Lectures: Self-Organization & Pattern Formation

Self-Organization & Pattern Formation

Can we build predictive theories for self-organizing systems—spanning fluids, diffusion–reaction systems, soft/active matter, and living systems—without tracking every microscopic detail? Yes: by exploiting universality, symmetry, and conservation laws, and coarse-graining to reveal instability mechanisms, mesoscopic laws, and scaling behavior.

Scope

Nonequilibrium, spatially extended systems that spontaneously generate order. Emphasis on the onset of instability, pattern selection, dynamics, and the emergence of mesoscopic laws.
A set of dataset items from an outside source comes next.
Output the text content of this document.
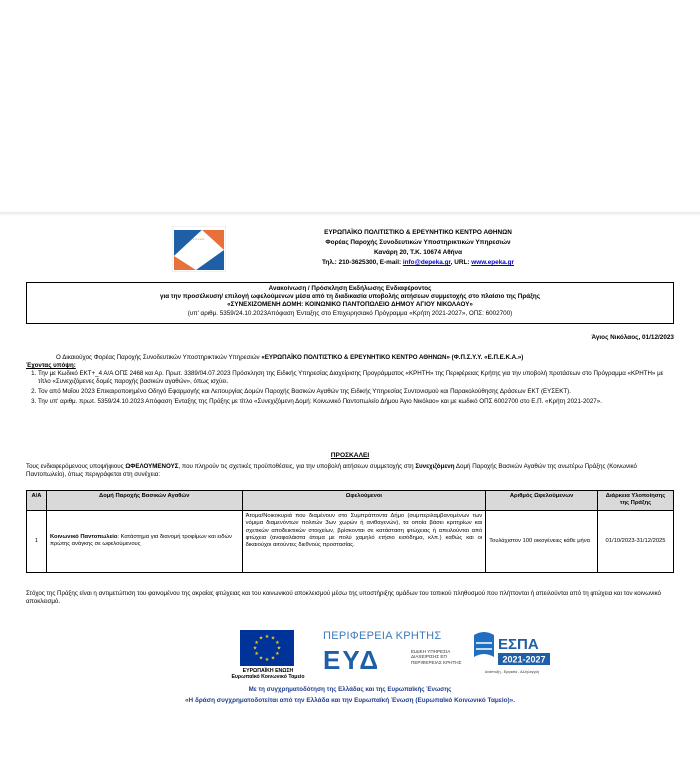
ε.π.ε.κ.α.
ΕΥΡΩΠΑΪΚΟ ΠΟΛΙΤΙΣΤΙΚΟ & ΕΡΕΥΝΗΤΙΚΟ ΚΕΝΤΡΟ ΑΘΗΝΩΝ
Φορέας Παροχής Συνοδευτικών Υποστηρικτικών Υπηρεσιών
Κανάρη 20, Τ.Κ. 10674 Αθήνα
Τηλ.: 210-3625300, E-mail: info@depeka.gr, URL: www.epeka.gr
Ανακοίνωση / Πρόσκληση Εκδήλωσης Ενδιαφέροντος
για την προσέλκυση/ επιλογή ωφελούμενων μέσα από τη διαδικασία υποβολής αιτήσεων συμμετοχής στο πλαίσιο της Πράξης
«ΣΥΝΕΧΙΖΟΜΕΝΗ ΔΟΜΗ: ΚΟΙΝΩΝΙΚΟ ΠΑΝΤΟΠΩΛΕΙΟ ΔΗΜΟΥ ΑΓΙΟΥ ΝΙΚΟΛΑΟΥ»
(υπ' αριθμ. 5359/24.10.2023Απόφαση Ένταξης στο Επιχειρησιακό Πρόγραμμα «Κρήτη 2021-2027», ΟΠΣ: 6002700)
Άγιος Νικόλαος, 01/12/2023
Ο Δικαιούχος Φορέας Παροχής Συνοδευτικών Υποστηρικτικών Υπηρεσιών «ΕΥΡΩΠΑΪΚΟ ΠΟΛΙΤΙΣΤΙΚΟ & ΕΡΕΥΝΗΤΙΚΟ ΚΕΝΤΡΟ ΑΘΗΝΩΝ» (Φ.Π.Σ.Υ.Υ. «Ε.Π.Ε.Κ.Α.»)
Έχοντας υπόψη:
1. Την με Κωδικό ΕΚΤ+_4 Α/Α ΟΠΣ 2468 και Αρ. Πρωτ. 3389/04.07.2023 Πρόσκληση της Ειδικής Υπηρεσίας Διαχείρισης Προγράμματος «ΚΡΗΤΗ» της Περιφέρειας Κρήτης για την υποβολή προτάσεων στο Πρόγραμμα «ΚΡΗΤΗ» με τίτλο «Συνεχιζόμενες δομές παροχής βασικών αγαθών», όπως ισχύει.
2. Τον από Μαΐου 2023 Επικαιροποιημένο Οδηγό Εφαρμογής και Λειτουργίας Δομών Παροχής Βασικών Αγαθών της Ειδικής Υπηρεσίας Συντονισμού και Παρακολούθησης Δράσεων ΕΚΤ (ΕΥΣΕΚΤ).
3. Την υπ' αριθμ. πρωτ. 5359/24.10.2023 Απόφαση Ένταξης της Πράξης με τίτλο «Συνεχιζόμενη Δομή: Κοινωνικό Παντοπωλείο Δήμου Άγιο Νικόλαο» και με κωδικό ΟΠΣ 6002700 στο Ε.Π. «Κρήτη 2021-2027».
ΠΡΟΣΚΑΛΕΙ
Τους ενδιαφερόμενους υποψήφιους ΩΦΕΛΟΥΜΕΝΟΥΣ, που πληρούν τις σχετικές προϋποθέσεις, για την υποβολή αιτήσεων συμμετοχής στη Συνεχιζόμενη Δομή Παροχής Βασικών Αγαθών της ανωτέρω Πράξης (Κοινωνικό Παντοπωλείο), όπως περιγράφεται στη συνέχεια:
Α/Α	Δομή Παροχής Βασικών Αγαθών	Ωφελούμενοι	Αριθμός Ωφελούμενων	Διάρκεια Υλοποίησης της Πράξης
1	Κοινωνικό Παντοπωλείο: Κατάστημα για διανομή τροφίμων και ειδών πρώτης ανάγκης σε ωφελούμενους	Άτομα/Νοικοκυριά που διαμένουν στο Συμπράττοντα Δήμο (συμπεριλαμβανομένων των νόμιμα διαμενόντων πολιτών 3ων χωρών ή ανιθαγενών), τα οποία βάσει κριτηρίων και σχετικών αποδεικτικών στοιχείων, βρίσκονται σε κατάσταση φτώχειας ή απειλούνται από φτώχεια (αναφαλάιστα άτομα με πολύ χαμηλό ετήσιο εισόδημα, κλπ.) καθώς και οι δικαιούχοι αιτούντες διεθνούς προστασίας.	Τουλάχιστον 100 οικογένειες κάθε μήνα	01/10/2023-31/12/2025
Στόχος της Πράξης είναι η αντιμετώπιση του φαινομένου της ακραίας φτώχειας και του κοινωνικού αποκλεισμού μέσω της υποστήριξης ομάδων του τοπικού πληθυσμού που πλήττονται ή απειλούνται από τη φτώχεια και τον κοινωνικό αποκλεισμό.
★ ★
★
★
★
★
★
★
★
★
★
★
ΕΥΡΩΠΑΪΚΗ ΕΝΩΣΗ
Ευρωπαϊκό Κοινωνικό Ταμείο
ΠΕΡΙΦΕΡΕΙΑ ΚΡΗΤΗΣ
ΕΥΔ	ΕΙΔΙΚΗ ΥΠΗΡΕΣΙΑ
ΔΙΑΧΕΙΡΙΣΗΣ ΕΠ
ΠΕΡΙΦΕΡΕΙΑΣ ΚΡΗΤΗΣ
ΕΣΠΑ
2021-2027
Ανάπτυξη - Εργασία - Αλληλεγγύη
Με τη συγχρηματοδότηση της Ελλάδας και της Ευρωπαϊκής Ένωσης
«Η δράση συγχρηματοδοτείται από την Ελλάδα και την Ευρωπαϊκή Ένωση (Ευρωπαϊκό Κοινωνικό Ταμείο)».
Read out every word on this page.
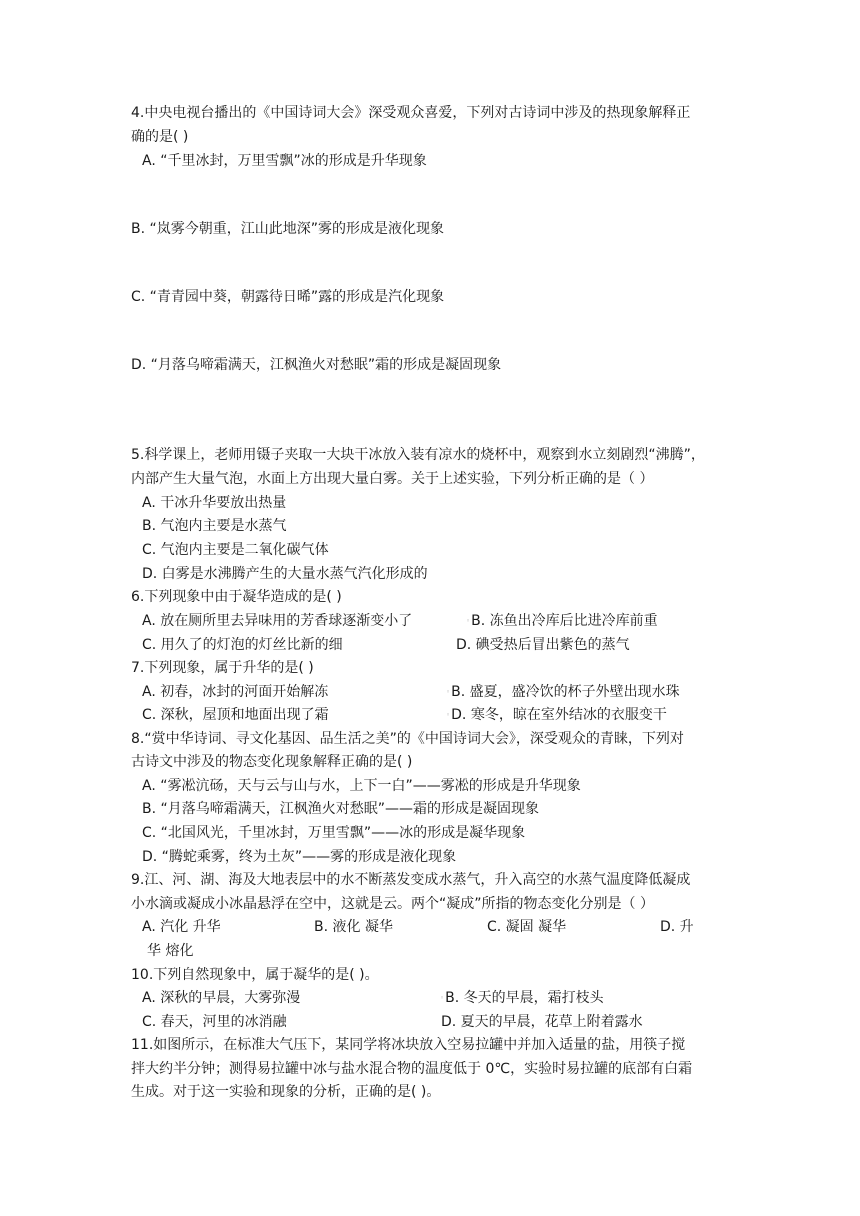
4.中央电视台播出的《中国诗词大会》深受观众喜爱，下列对古诗词中涉及的热现象解释正
确的是( )
A. “千里冰封，万里雪飘”冰的形成是升华现象
B. “岚雾今朝重，江山此地深”雾的形成是液化现象
C. “青青园中葵，朝露待日晞”露的形成是汽化现象
D. “月落乌啼霜满天，江枫渔火对愁眠”霜的形成是凝固现象
5.科学课上，老师用镊子夹取一大块干冰放入装有凉水的烧杯中，观察到水立刻剧烈“沸腾”，
内部产生大量气泡，水面上方出现大量白雾。关于上述实验，下列分析正确的是（ ）
A. 干冰升华要放出热量
B. 气泡内主要是水蒸气
C. 气泡内主要是二氧化碳气体
D. 白雾是水沸腾产生的大量水蒸气汽化形成的
6.下列现象中由于凝华造成的是( )
A. 放在厕所里去异味用的芳香球逐渐变小了	◦B. 冻鱼出冷库后比进冷库前重
C. 用久了的灯泡的灯丝比新的细	D. 碘受热后冒出紫色的蒸气
7.下列现象，属于升华的是( )
A. 初春，冰封的河面开始解冻	◦B. 盛夏，盛冷饮的杯子外壁出现水珠
C. 深秋，屋顶和地面出现了霜	◦D. 寒冬，晾在室外结冰的衣服变干
8.“赏中华诗词、寻文化基因、品生活之美”的《中国诗词大会》，深受观众的青睐，下列对
古诗文中涉及的物态变化现象解释正确的是( )
A. “雾凇沆砀，天与云与山与水，上下一白”——雾凇的形成是升华现象
B. “月落乌啼霜满天，江枫渔火对愁眠”——霜的形成是凝固现象
C. “北国风光，千里冰封，万里雪飘”——冰的形成是凝华现象
D. “腾蛇乘雾，终为土灰”——雾的形成是液化现象
9.江、河、湖、海及大地表层中的水不断蒸发变成水蒸气，升入高空的水蒸气温度降低凝成
小水滴或凝成小冰晶悬浮在空中，这就是云。两个“凝成”所指的物态变化分别是（ ）
A. 汽化 升华	B. 液化 凝华	C. 凝固 凝华	D. 升
华 熔化
10.下列自然现象中，属于凝华的是( )。
A. 深秋的早晨，大雾弥漫	◦B. 冬天的早晨，霜打枝头
C. 春天，河里的冰消融	D. 夏天的早晨，花草上附着露水
11.如图所示，在标准大气压下，某同学将冰块放入空易拉罐中并加入适量的盐，用筷子搅
拌大约半分钟；测得易拉罐中冰与盐水混合物的温度低于 0℃，实验时易拉罐的底部有白霜
生成。对于这一实验和现象的分析，正确的是( )。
Methods include dynamical systems, continuum field theories, statistical physics, weakly nonlinear analysis, and differential geometry.

Themes

• Dynamical systems & bifurcations: linear/nonlinear stability, fixed points/attractors, excitability, synchronization, chaos; normal forms and amplitude equations.
• Instability mechanisms: Turing and Hopf; interfacial (Mullins–Sekerka); hydrodynamic (Rayleigh–Bénard, shear/viscous, Marangoni); morphoelastic buckling and wrinkling; Saffman–Taylor fingering.
• Pattern formation: phase separation & coarsening; interface dynamics; diffusion–reaction patterns and waves; excitable media; fronts, pulses, dendrites; thin-film dewetting and flows.
• Geometry & confinement: curvature and weakly non-flat geometries, boundary conditions, selection by confinement, and heterogeneity.
• Active field theories & broken detailed balance: non-variational couplings and stresses; absence of a free-energy/Lyapunov functional; deterministic circulating fluxes; universality and scaling near nonequilibrium transitions.

Lectures will be updated on YouTube. The first lecture will take place on October 16th.